Saturday, December 19, 2009

Janice and Keith on the Difference between Car Backfiring, Fireworks and Gunshots


Keith - "I moved to D.C. in 1977 and was looking for a place to stay and ended up on 18th and Columbia Northwest. Growing up in New York, I thought this was the closest I would find to New York in this one industry town. Over the next few years, I moved to three or four other places around Adams Morgan. We left Adams Morgan because we wanted to buy a house and ended up on Pickford Place in Capitol Hill near H Street Northeast. The Atlas District, as it is now called, is the dividing line between Capitol Hill and Trinidad. It was a nice neighborhood, but a little too crazy at that time. Near us, we had a halfway house and Section Eight housing with absentee landlords. The neighborhood was pretty rough. It was there where we learned the difference between a car backfiring, firecrackers, and gunshots. We left that neighborhood for Mt.

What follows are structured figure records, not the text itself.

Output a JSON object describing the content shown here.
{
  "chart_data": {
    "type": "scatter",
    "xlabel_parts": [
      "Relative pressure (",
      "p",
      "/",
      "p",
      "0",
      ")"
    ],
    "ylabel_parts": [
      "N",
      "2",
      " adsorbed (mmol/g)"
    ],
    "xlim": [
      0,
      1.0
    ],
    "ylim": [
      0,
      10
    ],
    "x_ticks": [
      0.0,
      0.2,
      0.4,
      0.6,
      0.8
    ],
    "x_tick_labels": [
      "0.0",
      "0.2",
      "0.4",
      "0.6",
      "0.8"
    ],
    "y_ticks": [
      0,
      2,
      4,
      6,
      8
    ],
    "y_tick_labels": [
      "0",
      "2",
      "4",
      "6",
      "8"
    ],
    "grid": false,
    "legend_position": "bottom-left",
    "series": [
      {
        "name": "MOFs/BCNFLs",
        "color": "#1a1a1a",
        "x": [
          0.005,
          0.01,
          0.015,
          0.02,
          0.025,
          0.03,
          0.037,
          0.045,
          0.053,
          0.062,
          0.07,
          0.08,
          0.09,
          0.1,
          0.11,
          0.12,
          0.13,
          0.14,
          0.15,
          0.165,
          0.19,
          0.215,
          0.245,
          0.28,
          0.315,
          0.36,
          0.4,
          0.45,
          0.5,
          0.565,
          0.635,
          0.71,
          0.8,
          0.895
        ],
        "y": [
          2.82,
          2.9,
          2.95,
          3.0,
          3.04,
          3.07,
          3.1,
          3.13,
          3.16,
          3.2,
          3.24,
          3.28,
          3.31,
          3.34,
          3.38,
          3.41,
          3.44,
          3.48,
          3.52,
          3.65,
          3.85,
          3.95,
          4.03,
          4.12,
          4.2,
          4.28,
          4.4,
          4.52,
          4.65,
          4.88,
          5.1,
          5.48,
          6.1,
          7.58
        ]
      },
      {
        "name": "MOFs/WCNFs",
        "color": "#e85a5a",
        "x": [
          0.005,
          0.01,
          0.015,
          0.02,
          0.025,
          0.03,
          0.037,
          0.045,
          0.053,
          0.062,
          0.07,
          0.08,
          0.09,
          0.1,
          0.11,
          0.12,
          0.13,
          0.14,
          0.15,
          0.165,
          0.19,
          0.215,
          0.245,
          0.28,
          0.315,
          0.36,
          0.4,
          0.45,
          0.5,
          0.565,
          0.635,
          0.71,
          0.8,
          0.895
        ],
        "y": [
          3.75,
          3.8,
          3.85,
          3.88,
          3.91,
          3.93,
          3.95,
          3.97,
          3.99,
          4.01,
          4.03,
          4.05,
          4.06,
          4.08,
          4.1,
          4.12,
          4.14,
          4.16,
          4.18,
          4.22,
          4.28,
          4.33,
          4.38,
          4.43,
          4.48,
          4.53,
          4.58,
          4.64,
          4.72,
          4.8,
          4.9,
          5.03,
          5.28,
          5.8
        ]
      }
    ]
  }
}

Pleasant shortly after there were two people killed execution style at the top of our block. We sold thinking people would leave and the property values would fall, but years later look at how the neighborhood was changed.

Janice - "On Pickford Place, Keith and I started organizing people to clean up the alleys near our houses as they were filthy. That was the best thing we did as it got people in the neighborhood to meet each other. It was a big success and we did it again a few years later. We became the unofficial block captains. We tried to beautify the street and keep the alleys clean. If you're surroundings look good, it discourages crime. It may be a minimal discouraging, but it matters. There was a lot of camaraderie on that block, partly because it was such a rough neighborhood. You did what you could do, but there was still so much you couldn't do. When we left, they threw a big party for us. There was black and white, young and old. We were sad to go.

"Now, we live in Chevy Chase where violent crime is very low. We get occasional break ins around here, but that's about it. We both miss being more downtown. I hate having to get in my car to get someplace. Before, we could always walk to work. It's fairly friendly up here although a few of our neighbors were disappointed when we moved here and they found out we don't have children for their children to play with. Still, we like the neighborhood, but still spend a lot of time in the city. And the thing about kids is that the absence of children made our decisions to stay in the city for so long that much easier. We never had to face the school issue. That is a huge issue for so many people here."

Keith - "Looking back, we have lived in a number of different neighborhoods: Adams, Morgan, U Street, H Street Northeast, Mt. Pleasant and now Chevy Chase. We love it here, but I wish that D.C. had more ethnic neighborhoods. Let's face it, we have no Chinatown or other real ethnic strongholds. It is a traditionally black city with pockets of whites and Hispanics. It was not an immigrant city. I think it would be a more interesting city if we had those pockets, like they do in the suburbs here. The best restaurants are all ethnic and in the strip malls and suburbs of Virginia and Maryland. Sadly, we don't have those communities or places in the core city. To me, none of the D.C. neighborhoods really have their own identity except for being black or white."